My Experience with Two Very Different Startups at the Same Stage
Recently, I had the privilege of working with two startups that perfectly illustrate different design-process needs. One operates in an already well-explored and crowded space—an investment platform offering a portfolio of products and investment opportunities. The other works in the novel space of performance marketing. The main difference between them lies in market saturation.
The investment startup is entering a well-established business model. Its market entry demands perfect UX and strong marketing, leaving no room for quick design iteration. The market is saturated, and people are used to similar products.
In the performance-marketing case, the tool invented by the founders does not yet exist, and its indirect competitors have limited market adoption. That makes it far more important to iterate quickly, launch soon, and then close the design loop with feedback from incentivised users and founders.
Known Business Case – Traditional UX Approach
When building an investment platform where many similar products already exist, we need to replicate their tested and verified UI patterns, then focus on the unique wedge the founders want to capture. A design-first approach makes sense here. We should not launch something quickly just to test it with any users—they already know the product type well. Unless we deliver a truly unique wedge, we must compete directly with established platforms. Whether on cost, better UX, or performance, we have a solid baseline in this saturated market.

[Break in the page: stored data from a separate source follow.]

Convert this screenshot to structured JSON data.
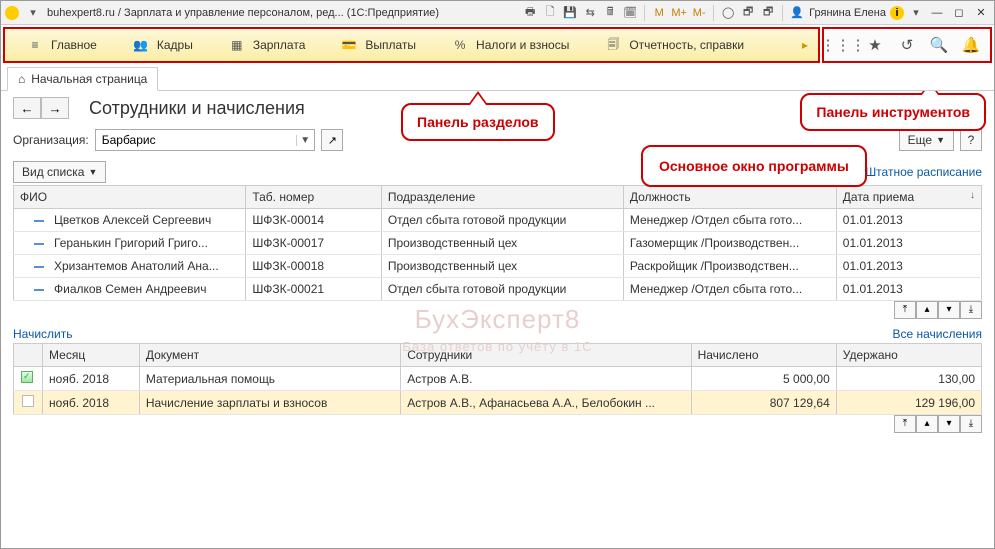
{
  "titlebar": {
    "text": "buhexpert8.ru / Зарплата и управление персоналом, ред...  (1С:Предприятие)",
    "user": "Грянина Елена",
    "markers": {
      "m": "M",
      "mplus": "M+",
      "mminus": "M-"
    },
    "info": "i"
  },
  "sections": {
    "items": [
      {
        "icon": "≡",
        "label": "Главное"
      },
      {
        "icon": "👥",
        "label": "Кадры"
      },
      {
        "icon": "▦",
        "label": "Зарплата"
      },
      {
        "icon": "💳",
        "label": "Выплаты"
      },
      {
        "icon": "%",
        "label": "Налоги и взносы"
      },
      {
        "icon": "🗐",
        "label": "Отчетность, справки"
      }
    ],
    "more": "▸"
  },
  "toolpanel_icons": [
    "⋮⋮⋮",
    "★",
    "↺",
    "🔍",
    "🔔"
  ],
  "crumb": {
    "home": "⌂",
    "label": "Начальная страница"
  },
  "page": {
    "title": "Сотрудники и начисления",
    "org_label": "Организация:",
    "org_value": "Барбарис",
    "more_btn": "Еще",
    "help": "?",
    "view_btn": "Вид списка",
    "staff_link": "Штатное расписание",
    "accrue_link": "Начислить",
    "all_link": "Все начисления"
  },
  "callouts": {
    "sections": "Панель разделов",
    "tools": "Панель инструментов",
    "main": "Основное окно программы"
  },
  "watermark": {
    "line1": "БухЭксперт8",
    "line2": "База ответов по учёту в 1С"
  },
  "grid1": {
    "cols": [
      "ФИО",
      "Таб. номер",
      "Подразделение",
      "Должность",
      "Дата приема"
    ],
    "sort_col": 4,
    "rows": [
      {
        "fio": "Цветков Алексей Сергеевич",
        "tab": "ШФЗК-00014",
        "dep": "Отдел сбыта готовой продукции",
        "pos": "Менеджер /Отдел сбыта гото...",
        "date": "01.01.2013"
      },
      {
        "fio": "Геранькин Григорий Григо...",
        "tab": "ШФЗК-00017",
        "dep": "Производственный цех",
        "pos": "Газомерщик /Производствен...",
        "date": "01.01.2013"
      },
      {
        "fio": "Хризантемов Анатолий Ана...",
        "tab": "ШФЗК-00018",
        "dep": "Производственный цех",
        "pos": "Раскройщик /Производствен...",
        "date": "01.01.2013"
      },
      {
        "fio": "Фиалков Семен Андреевич",
        "tab": "ШФЗК-00021",
        "dep": "Отдел сбыта готовой продукции",
        "pos": "Менеджер /Отдел сбыта гото...",
        "date": "01.01.2013"
      }
    ]
  },
  "grid2": {
    "cols": [
      "Месяц",
      "Документ",
      "Сотрудники",
      "Начислено",
      "Удержано"
    ],
    "rows": [
      {
        "posted": true,
        "month": "нояб. 2018",
        "doc": "Материальная помощь",
        "emp": "Астров А.В.",
        "acc": "5 000,00",
        "hold": "130,00",
        "hl": false
      },
      {
        "posted": false,
        "month": "нояб. 2018",
        "doc": "Начисление зарплаты и взносов",
        "emp": "Астров А.В., Афанасьева А.А., Белобокин ...",
        "acc": "807 129,64",
        "hold": "129 196,00",
        "hl": true
      }
    ]
  },
  "scroll_icons": [
    "⤒",
    "▴",
    "▾",
    "⤓"
  ]
}
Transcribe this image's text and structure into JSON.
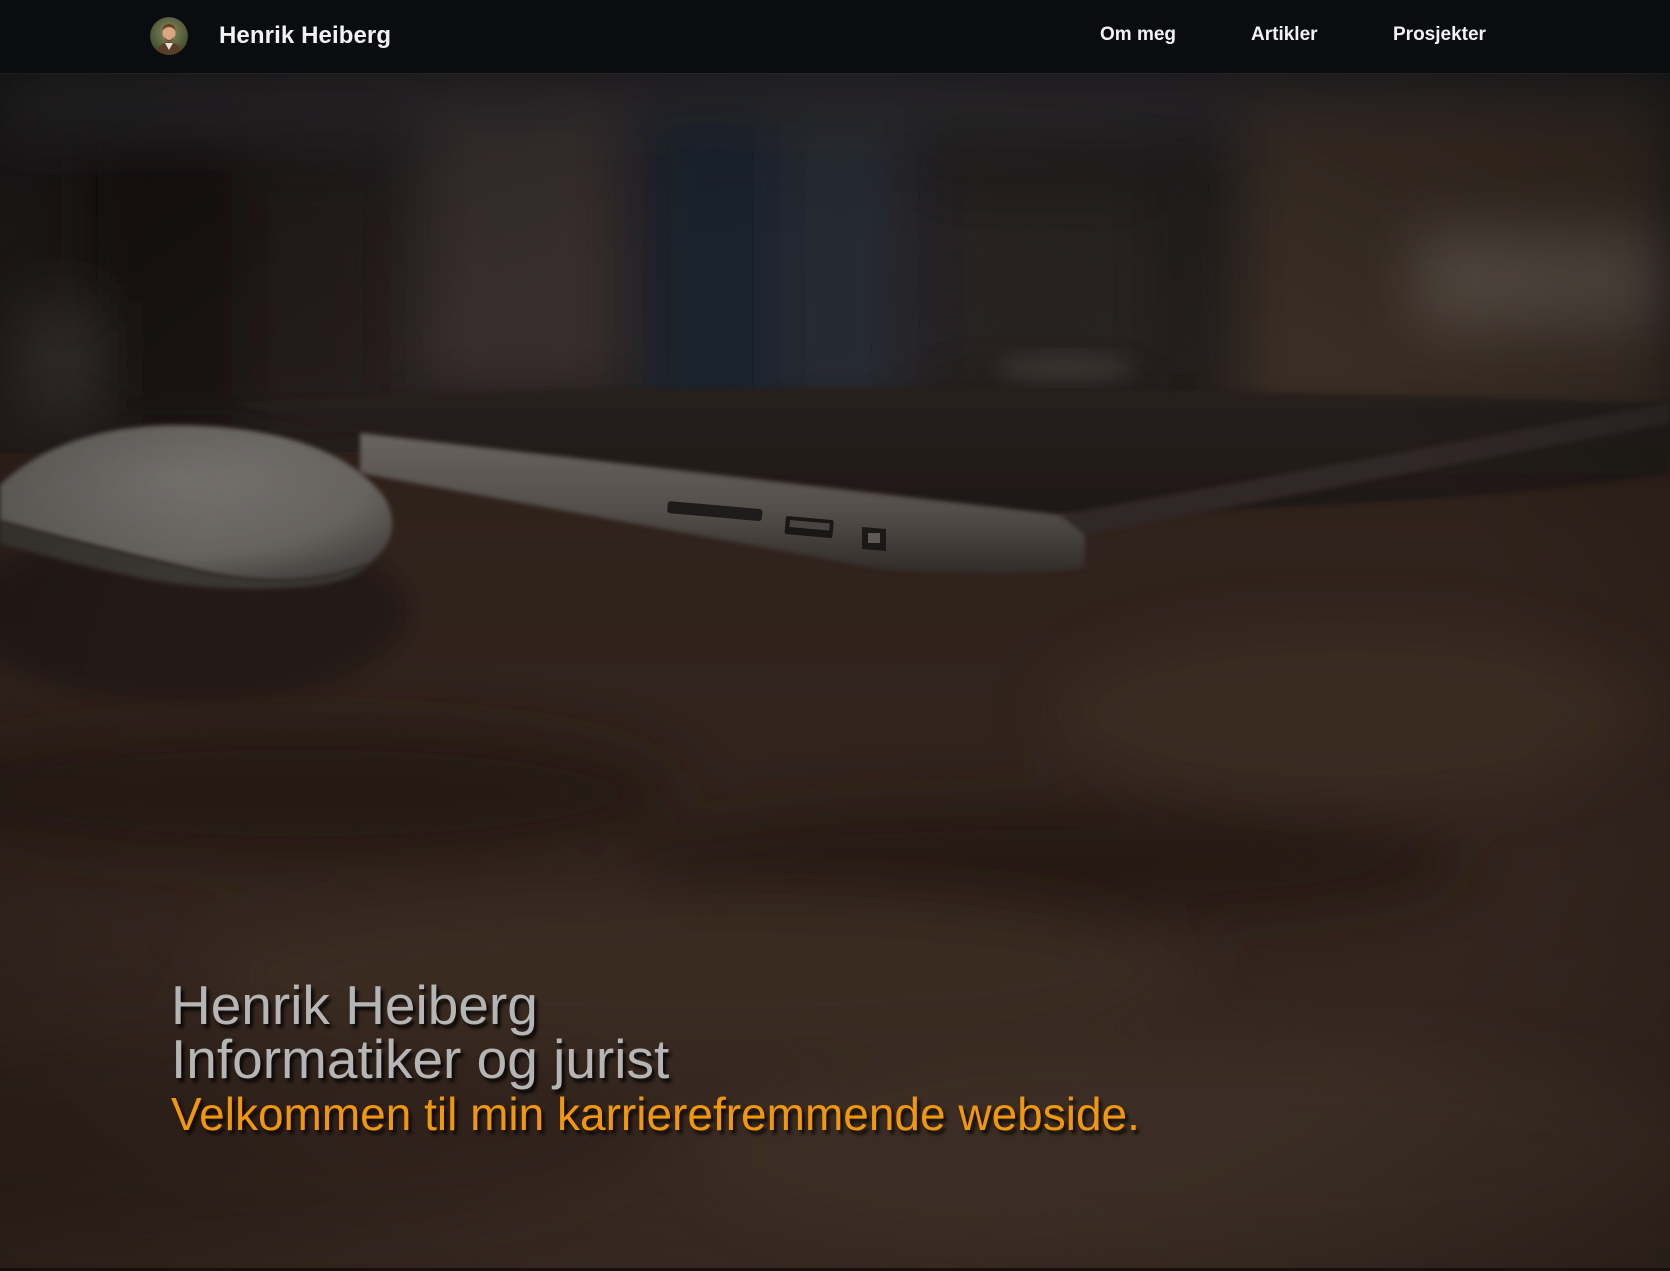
{
  "navbar": {
    "brand_name": "Henrik Heiberg",
    "avatar_icon": "profile-photo-avatar",
    "links": [
      {
        "label": "Om meg"
      },
      {
        "label": "Artikler"
      },
      {
        "label": "Prosjekter"
      }
    ],
    "background_color": "#0a0c0f",
    "text_color": "#f2f2f2"
  },
  "hero": {
    "background_image": "laptop-and-mouse-on-wooden-desk",
    "name": "Henrik Heiberg",
    "role": "Informatiker og jurist",
    "welcome": "Velkommen til min karrierefremmende webside.",
    "title_color": "#b5b5b5",
    "accent_color": "#f0960f"
  }
}
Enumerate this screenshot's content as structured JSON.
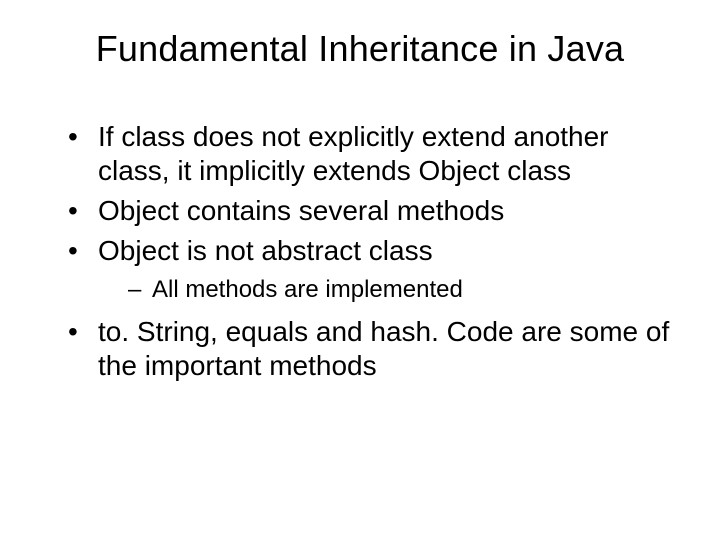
{
  "title": "Fundamental Inheritance in Java",
  "bullets": {
    "b1": "If class does not explicitly extend another class, it implicitly extends Object class",
    "b2": "Object contains several methods",
    "b3": "Object is not abstract class",
    "b3_sub1": "All methods are implemented",
    "b4": "to. String, equals and hash. Code are some of the important methods"
  }
}
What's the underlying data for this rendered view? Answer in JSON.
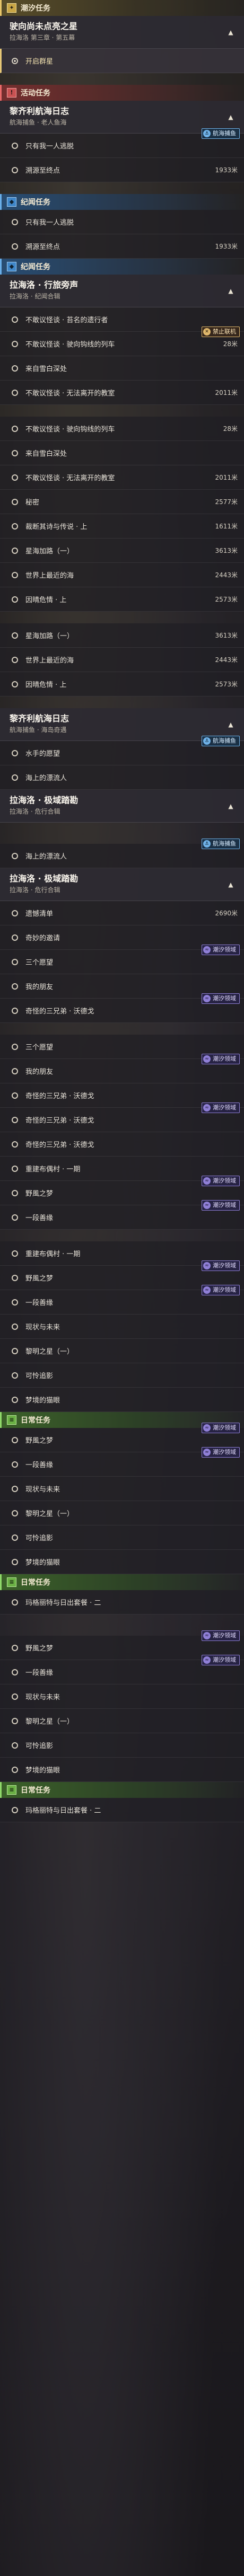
{
  "sections": {
    "tide": "潮汐任务",
    "activity": "活动任务",
    "lore": "纪闻任务",
    "daily": "日常任务"
  },
  "chapters": {
    "c1": {
      "title": "驶向尚未点亮之星",
      "sub": "拉海洛 第三章 · 第五幕"
    },
    "c2": {
      "title": "黎齐利航海日志",
      "sub": "航海捕鱼 · 老人鱼海"
    },
    "c3": {
      "title": "拉海洛 · 行旅旁声",
      "sub": "拉海洛 · 纪闻合辑"
    },
    "c4": {
      "title": "黎齐利航海日志",
      "sub": "航海捕鱼 · 海岛奇遇"
    },
    "c5": {
      "title": "拉海洛 · 极域踏勘",
      "sub": "拉海洛 · 危行合辑"
    },
    "c6": {
      "title": "拉海洛 · 极域踏勘",
      "sub": "拉海洛 · 危行合辑"
    }
  },
  "rows": {
    "r1": "开启群星",
    "r2": "只有我一人逃脱",
    "r3": "溯源至终点",
    "r3d": "1933米",
    "r4": "只有我一人逃脱",
    "r5": "溯源至终点",
    "r5d": "1933米",
    "r6": "不敢议怪谈 · 苔名的遗行者",
    "r7": "不敢议怪谈 · 驶向钩线的列车",
    "r7d": "28米",
    "r8": "来自雪白深处",
    "r9": "不敢议怪谈 · 无法离开的教室",
    "r9d": "2011米",
    "r10": "不敢议怪谈 · 驶向钩线的列车",
    "r10d": "28米",
    "r11": "来自雪白深处",
    "r12": "不敢议怪谈 · 无法离开的教室",
    "r12d": "2011米",
    "r13": "秘密",
    "r13d": "2577米",
    "r14": "裁断其诗与传说 · 上",
    "r14d": "1611米",
    "r15": "星海加路（一）",
    "r15d": "3613米",
    "r16": "世界上最近的海",
    "r16d": "2443米",
    "r17": "因晴危情 · 上",
    "r17d": "2573米",
    "r18": "星海加路（一）",
    "r18d": "3613米",
    "r19": "世界上最近的海",
    "r19d": "2443米",
    "r20": "因晴危情 · 上",
    "r20d": "2573米",
    "r21": "水手的愿望",
    "r22": "海上的漂流人",
    "r23": "海上的漂流人",
    "r24": "遗憾清单",
    "r24d": "2690米",
    "r25": "奇妙的邀请",
    "r26": "三个愿望",
    "r27": "我的朋友",
    "r28": "奇怪的三兄弟 · 沃德戈",
    "r29": "三个愿望",
    "r30": "我的朋友",
    "r31": "奇怪的三兄弟 · 沃德戈",
    "r32": "奇怪的三兄弟 · 沃德戈",
    "r33": "奇怪的三兄弟 · 沃德戈",
    "r34": "重建布偶村 · 一期",
    "r35": "野風之梦",
    "r36": "一段善缘",
    "r37": "重建布偶村 · 一期",
    "r38": "野風之梦",
    "r39": "一段善缘",
    "r40": "现状与未来",
    "r41": "黎明之星（一）",
    "r42": "可怜追影",
    "r43": "梦境的猫眼",
    "r44": "野風之梦",
    "r45": "一段善缘",
    "r46": "现状与未来",
    "r47": "黎明之星（一）",
    "r48": "可怜追影",
    "r49": "梦境的猫眼",
    "r50": "玛格丽特与日出套餐 · 二",
    "r51": "野風之梦",
    "r52": "一段善缘",
    "r53": "现状与未来",
    "r54": "黎明之星（一）",
    "r55": "可怜追影",
    "r56": "梦境的猫眼",
    "r57": "玛格丽特与日出套餐 · 二"
  },
  "badges": {
    "nav": "航海捕鱼",
    "lock": "禁止联机",
    "tide": "潮汐领域"
  },
  "toggle": "▲",
  "section_icons": {
    "tide": "✦",
    "activity": "!",
    "lore": "◆",
    "daily": "≡"
  },
  "colors": {
    "tide_accent": "#e8c66a",
    "activity_accent": "#e86a6a",
    "lore_accent": "#6aaee8",
    "daily_accent": "#8fd86a",
    "tide_badge": "#8f7fd6"
  }
}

That reality points us toward a regular product-operations flow:
- market research
- low-fidelity prototypes
- feedback from developers, users, and business stakeholders
- high-fidelity design
- software development
Competing with well-established players, we cannot let our solution feel worse than theirs. It may have fewer features, but its UX must be flawless; people will doubt its usefulness if it behaves oddly. Development, in my view, should be tightly controlled.
Novel Startup – New Approach
In the novel performance-marketing startup, what matters most to the founders is getting quick feedback loops from incentivised users and launching products soon. There is no existing market usage, so shipping quickly and onboarding users to build the moat is crucial. Using AI, founders can create a product without UX limitations, skipping the wait for design, and then—before releasing to users—test it with the design lead for clearance.
Because building a digital product from scratch with Lovable, Cursor, or Bolt.new now takes days instead of months, design could slow things down, especially when designers are not part of the founding team. Founders know the problem they want to solve, and design is there to challenge them while bringing market-comparison research and, later, user research. With that setup, product iterations can be much quicker.
AI works best today for new features, new products, and putting down the basics. It gets trickier when we must maintain design-system consistency and UX coherence. As the product matures, returning to more traditional product-operations methods probably makes more sense. It feels a bit like working with a PrestaShop or WooCommerce template: design has to meet product goals, business goals, and technical constraints. The best way I have found to work with templates is to run a design check after each developer delivery but skip design at the very beginning. I will dig deeper into this next week. In general, whenever we work with an already-made product, we must consider what has been used before and how it behaves.
Wrapping Up and What’s Next
My take is that design and product management must, as always, align with each specific case. Business KPIs and market awareness are essential for sensible decisions that help founders progress quickly. Design remains crucial to product success, but product operations must be configured to deliver the greatest value in every sprint or time frame.